Field-Level Annotation

{
  "x_gcve": [
    {
      "extensions": {
        "bcp-05-x-01": {
          "ai_annotations": [
            {
              "scope": "field",
              "gna_source": 1,
              "field_name": "description",
              "tags": [
                "ai-computer-assisted:summarization"
              ],
              "description": "The description field was summarized from a longer vendor advisory using an automated system and partially reviewed by a human analyst.",
              "ai_level": "augmented",
              "review_status": "partial",
              "models": [
                {
                  "name": "local-summary-model",
                  "gna_source": 1,
                  "version": "2026-01",
                  "source": "local",
                  "identifier": "sha256:exampledigest"
                }
              ]
            }
          ]
        }
      }
    }
  ]
}

Field-Level Annotation with Model-Level GNA Provenance

{
  "x_gcve": [
    {
      "extensions": {
        "bcp-05-x-01": {
          "ai_annotations": [
            {
              "scope": "field",
              "field_name": "x_gcve.extensions.vlai-severity-enrichment",
              "tags": [
                "ai-computer-assisted:classification"
              ],
              "description": "The field was classified by a model contribution asserted by a specific GNA.",
              "ai_level": "generated",
              "review_status": "none",
              "models": [
                {
                  "name": "VLAI Severity",
                  "gna_source": 1,
                  "version": "d21514a",
                  "provider": "CIRCL",
                  "source": "other",
                  "identifier": "vlai-severity-classification"
                }
              ]
            }
          ]
        }
      }
    }
  ]
}

In this example, gna_source is intentionally placed on the model entry because the GNA provenance applies to the model-derived enrichment rather than to the annotation container as a whole.

Explicit No-AI Annotation

{
  "x_gcve": [
    {
      "extensions": {
        "bcp-05-x-01": {
          "ai_annotations": [
            {
              "scope": "record",
              "gna_source": 1,
              "tags": [
                "ai-computer-assisted:none"
              ],
              "description": "No AI or automated processing was used for this record.",
              "ai_level": "none"
            }
          ]
        }
      }
    }
  ]
}

In this example, review_status and models are intentionally omitted because ai_level is set to none.

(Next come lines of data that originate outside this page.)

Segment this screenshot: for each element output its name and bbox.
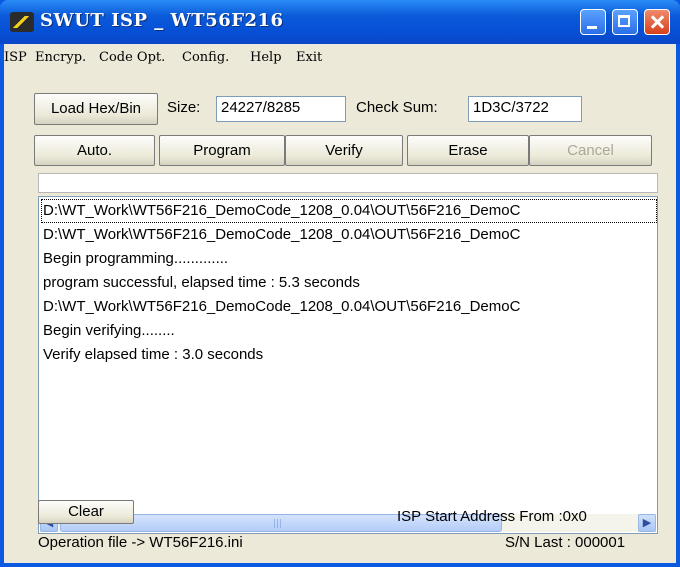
verify-button[interactable]: Verify <box>285 135 403 166</box>
menu-code-opt[interactable]: Code Opt. <box>99 50 165 65</box>
log-line: Begin verifying........ <box>43 322 175 339</box>
isp-window: SWUT ISP _ WT56F216 ISP Encryp. Code Opt… <box>0 0 680 567</box>
menu-isp[interactable]: ISP <box>4 50 27 65</box>
sn-last: S/N Last : 000001 <box>505 534 626 551</box>
cancel-button[interactable]: Cancel <box>529 135 652 166</box>
erase-button[interactable]: Erase <box>407 135 529 166</box>
scroll-grip-icon: ||| <box>273 519 283 529</box>
log-line: Begin programming............. <box>43 250 229 267</box>
menu-bar: ISP Encryp. Code Opt. Config. Help Exit <box>4 44 676 70</box>
operation-file: Operation file -> WT56F216.ini <box>38 534 243 551</box>
log-line: D:\WT_Work\WT56F216_DemoCode_1208_0.04\O… <box>43 226 521 243</box>
progress-bar <box>38 173 658 193</box>
size-field[interactable]: 24227/8285 <box>216 96 346 122</box>
scroll-right-icon[interactable]: ▶ <box>638 514 656 532</box>
menu-help[interactable]: Help <box>250 50 282 65</box>
menu-config[interactable]: Config. <box>182 50 229 65</box>
client-area: ISP Encryp. Code Opt. Config. Help Exit … <box>4 44 676 563</box>
log-line: D:\WT_Work\WT56F216_DemoCode_1208_0.04\O… <box>43 298 521 315</box>
maximize-icon[interactable] <box>612 9 638 35</box>
checksum-field[interactable]: 1D3C/3722 <box>468 96 582 122</box>
size-label: Size: <box>167 99 201 116</box>
window-title: SWUT ISP _ WT56F216 <box>40 10 284 31</box>
log-line: Verify elapsed time : 3.0 seconds <box>43 346 264 363</box>
title-bar[interactable]: SWUT ISP _ WT56F216 <box>0 0 680 44</box>
load-hex-bin-button[interactable]: Load Hex/Bin <box>34 93 158 125</box>
app-icon <box>10 12 34 32</box>
menu-exit[interactable]: Exit <box>296 50 322 65</box>
log-line: program successful, elapsed time : 5.3 s… <box>43 274 360 291</box>
menu-encryp[interactable]: Encryp. <box>35 50 86 65</box>
minimize-icon[interactable] <box>580 9 606 35</box>
auto-button[interactable]: Auto. <box>34 135 155 166</box>
log-line: D:\WT_Work\WT56F216_DemoCode_1208_0.04\O… <box>43 202 521 219</box>
log-listbox[interactable]: D:\WT_Work\WT56F216_DemoCode_1208_0.04\O… <box>38 196 658 534</box>
close-icon[interactable] <box>644 9 670 35</box>
checksum-label: Check Sum: <box>356 99 438 116</box>
clear-button[interactable]: Clear <box>38 500 134 524</box>
program-button[interactable]: Program <box>159 135 285 166</box>
isp-start-address: ISP Start Address From :0x0 <box>397 508 587 525</box>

Security and Trust Considerations

Consumers SHOULD evaluate AI-generated or AI-assisted content carefully.

AI-assisted vulnerability information may contain errors, hallucinations, incomplete analysis, misleading classifications, or incorrect references. Producers SHOULD disclose the level of AI involvement and the level of human review whenever AI-assisted processing materially contributed to the record.

Consumers SHOULD treat ai_level, review_status, tags, and models as provenance and trust signals, not as guarantees of correctness.

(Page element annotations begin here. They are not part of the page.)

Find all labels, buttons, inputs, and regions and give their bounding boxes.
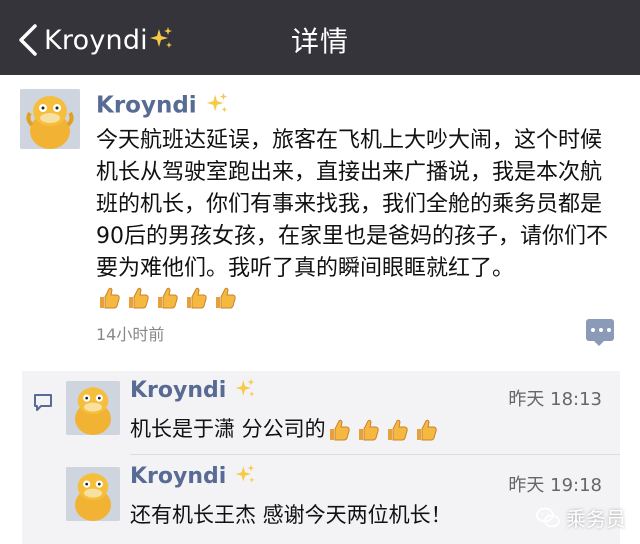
thumbs-up-icon <box>384 417 410 443</box>
thumbs-row <box>326 417 442 444</box>
post-author[interactable]: Kroyndi <box>96 91 229 121</box>
more-dots-icon[interactable] <box>586 319 614 346</box>
watermark-text: 乘务员 <box>566 507 626 531</box>
watermark: 乘务员 <box>536 503 626 532</box>
post-text: 今天航班达延误，旅客在飞机上大吵大闹，这个时候机长从驾驶室跑出来，直接出来广播说… <box>96 125 616 317</box>
thumbs-up-icon <box>96 285 122 311</box>
thumbs-up-icon <box>154 285 180 311</box>
thumbs-up-icon <box>212 285 238 311</box>
moment-post: Kroyndi 今天航班达延误，旅客在飞机上大吵大闹，这个时候机长从驾驶室跑出来… <box>0 75 640 375</box>
post-time: 14小时前 <box>96 325 165 344</box>
comment-bubble-icon <box>32 391 54 413</box>
wechat-logo-icon <box>536 507 560 529</box>
sparkles-icon <box>234 463 256 491</box>
comment-item[interactable]: Kroyndi 昨天 18:13 机长是于潇 分公司的 <box>62 371 612 457</box>
divider <box>130 454 620 455</box>
thumbs-up-icon <box>125 285 151 311</box>
page-title: 详情 <box>290 25 349 58</box>
comment-time: 昨天 18:13 <box>508 389 602 410</box>
thumbs-row <box>96 285 241 317</box>
comment-author[interactable]: Kroyndi <box>130 377 256 405</box>
thumbs-up-icon <box>183 285 209 311</box>
comment-author[interactable]: Kroyndi <box>130 463 256 491</box>
thumbs-up-icon <box>413 417 439 443</box>
comment-text: 机长是于潇 分公司的 <box>130 413 442 444</box>
comment-time: 昨天 19:18 <box>508 475 602 496</box>
avatar[interactable] <box>20 89 80 149</box>
thumbs-up-icon <box>355 417 381 443</box>
sparkles-icon <box>234 377 256 405</box>
comments-section: Kroyndi 昨天 18:13 机长是于潇 分公司的 Kroyndi 昨天 1… <box>22 371 620 544</box>
nav-bar: Kroyndi 详情 <box>0 0 640 75</box>
avatar[interactable] <box>66 467 120 521</box>
avatar[interactable] <box>66 381 120 435</box>
thumbs-up-icon <box>326 417 352 443</box>
sparkles-icon <box>205 91 229 121</box>
comment-text: 还有机长王杰 感谢今天两位机长！ <box>130 503 452 527</box>
comment-item[interactable]: Kroyndi 昨天 19:18 还有机长王杰 感谢今天两位机长！ <box>62 457 612 543</box>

When the url field is used to identify a model or service, consumers SHOULD treat the URL as untrusted input. Implementations SHOULD avoid automatically fetching URLs without appropriate validation, filtering, and security controls.

Interoperability Considerations

This extension is backward-compatible with BCP-05. Consumers that do not support this extension can safely discard it.

Producers SHOULD use taxonomy-aligned tags whenever possible to improve interoperability across GCVE records.

Consumers SHOULD tolerate unknown fields inside the extension to allow future evolution of the data model.

Consumers SHOULD use annotation-level and model-level gna_source values to distinguish the GNA responsible for the AI annotation from the GNA responsible for a specific model contribution, enrichment, or assertion.

Consumers SHOULD tolerate missing gna_source at either level and SHOULD apply annotation-level gna_source as a fallback for model entries without model-level provenance.

Consumers SHOULD also tolerate missing models fields when ai_level is assisted, augmented, or generated, as some producers may not have access to complete model metadata.

When ai_level is none, consumers SHOULD NOT expect review_status or models to be present.